A utilização das expressões ou alusões a machos ou fêmeas Alfa não me incomoda e este escrito não resulta de outra inquietação para além dos eventuais efeitos que, o conceito associado à expressão, pode gerar na promoção da misoginia, do patriarcado e da perpetuação das desigualdades sociais, por serem aceites como naturais. Admito que possa estar errado e que o meu olhar seja parcial fruto da minha formação política e humanista, mas a utilização da expressão “machos Alfa e fêmeas Beta” é simplista e está ancorada em estereótipos de género e não pode, nem deve, ser aceite como uma verdade absoluta pois, as relações humanas caraterizam-se por uma diversidade e complexidade que não é compaginável com visões redutoras como a que a hierarquização subjacente à utilização da expressão “macho Alfa” induz no nosso quotidiano.
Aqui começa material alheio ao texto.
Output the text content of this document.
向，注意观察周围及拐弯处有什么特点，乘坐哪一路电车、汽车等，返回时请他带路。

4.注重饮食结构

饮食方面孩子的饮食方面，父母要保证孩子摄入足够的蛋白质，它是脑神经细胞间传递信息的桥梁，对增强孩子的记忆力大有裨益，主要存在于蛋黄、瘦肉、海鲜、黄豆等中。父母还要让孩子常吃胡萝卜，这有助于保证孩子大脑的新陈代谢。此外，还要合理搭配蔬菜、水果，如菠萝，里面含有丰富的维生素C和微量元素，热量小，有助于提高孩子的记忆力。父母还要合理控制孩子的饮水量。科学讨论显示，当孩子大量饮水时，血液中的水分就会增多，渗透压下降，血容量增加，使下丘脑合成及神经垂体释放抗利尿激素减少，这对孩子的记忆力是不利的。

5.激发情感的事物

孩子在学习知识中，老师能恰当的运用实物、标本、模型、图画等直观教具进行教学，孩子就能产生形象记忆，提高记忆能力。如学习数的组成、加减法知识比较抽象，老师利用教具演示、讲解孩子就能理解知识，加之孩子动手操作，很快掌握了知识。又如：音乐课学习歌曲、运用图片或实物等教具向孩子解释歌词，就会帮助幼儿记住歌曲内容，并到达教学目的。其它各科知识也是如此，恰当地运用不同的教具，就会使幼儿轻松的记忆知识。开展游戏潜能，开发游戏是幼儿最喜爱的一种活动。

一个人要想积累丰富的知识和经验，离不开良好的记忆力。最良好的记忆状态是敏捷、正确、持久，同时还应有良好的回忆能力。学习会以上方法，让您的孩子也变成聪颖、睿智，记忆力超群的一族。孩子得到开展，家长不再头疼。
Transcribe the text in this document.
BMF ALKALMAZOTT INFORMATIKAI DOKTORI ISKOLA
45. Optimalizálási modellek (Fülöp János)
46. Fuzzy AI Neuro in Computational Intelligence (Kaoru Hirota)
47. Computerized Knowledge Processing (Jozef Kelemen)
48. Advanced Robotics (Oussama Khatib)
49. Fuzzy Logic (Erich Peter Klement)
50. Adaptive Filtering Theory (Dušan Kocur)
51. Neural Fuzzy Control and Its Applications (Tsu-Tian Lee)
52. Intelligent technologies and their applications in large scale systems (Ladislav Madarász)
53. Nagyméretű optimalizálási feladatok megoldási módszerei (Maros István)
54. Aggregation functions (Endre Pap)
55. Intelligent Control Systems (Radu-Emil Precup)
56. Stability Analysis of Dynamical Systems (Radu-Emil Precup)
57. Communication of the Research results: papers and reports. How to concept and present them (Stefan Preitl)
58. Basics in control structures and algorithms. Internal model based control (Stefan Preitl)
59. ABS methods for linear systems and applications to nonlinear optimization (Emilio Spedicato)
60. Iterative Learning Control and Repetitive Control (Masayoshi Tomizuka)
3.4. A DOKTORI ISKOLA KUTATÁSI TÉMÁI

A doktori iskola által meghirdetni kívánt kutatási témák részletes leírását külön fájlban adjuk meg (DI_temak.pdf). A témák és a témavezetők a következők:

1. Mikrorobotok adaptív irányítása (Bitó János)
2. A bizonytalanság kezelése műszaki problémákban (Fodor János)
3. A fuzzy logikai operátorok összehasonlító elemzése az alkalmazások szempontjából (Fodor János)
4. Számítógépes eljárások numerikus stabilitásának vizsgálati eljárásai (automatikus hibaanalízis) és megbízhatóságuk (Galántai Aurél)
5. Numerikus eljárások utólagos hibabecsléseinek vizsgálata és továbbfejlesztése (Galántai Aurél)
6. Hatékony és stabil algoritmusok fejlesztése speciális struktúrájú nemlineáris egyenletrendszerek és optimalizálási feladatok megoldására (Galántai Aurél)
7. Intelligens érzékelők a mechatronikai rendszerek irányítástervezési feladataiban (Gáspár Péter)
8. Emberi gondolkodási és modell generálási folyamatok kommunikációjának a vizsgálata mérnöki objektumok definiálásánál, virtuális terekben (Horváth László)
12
A recuperação, para o nosso tempo, de conceitos como o “Darwinismo social” e das teses liberais embrulhadas numa linguagem dirigida a segmentos da população formatada pelo pensamento dominante e, como tal permeável a ideias e conceitos que promovem a atomização social e constitui-se como mais uma agenda política, pretensamente, despida de ideologias, mas que quando analisada se verifica estar contaminada pelo neoliberalismo.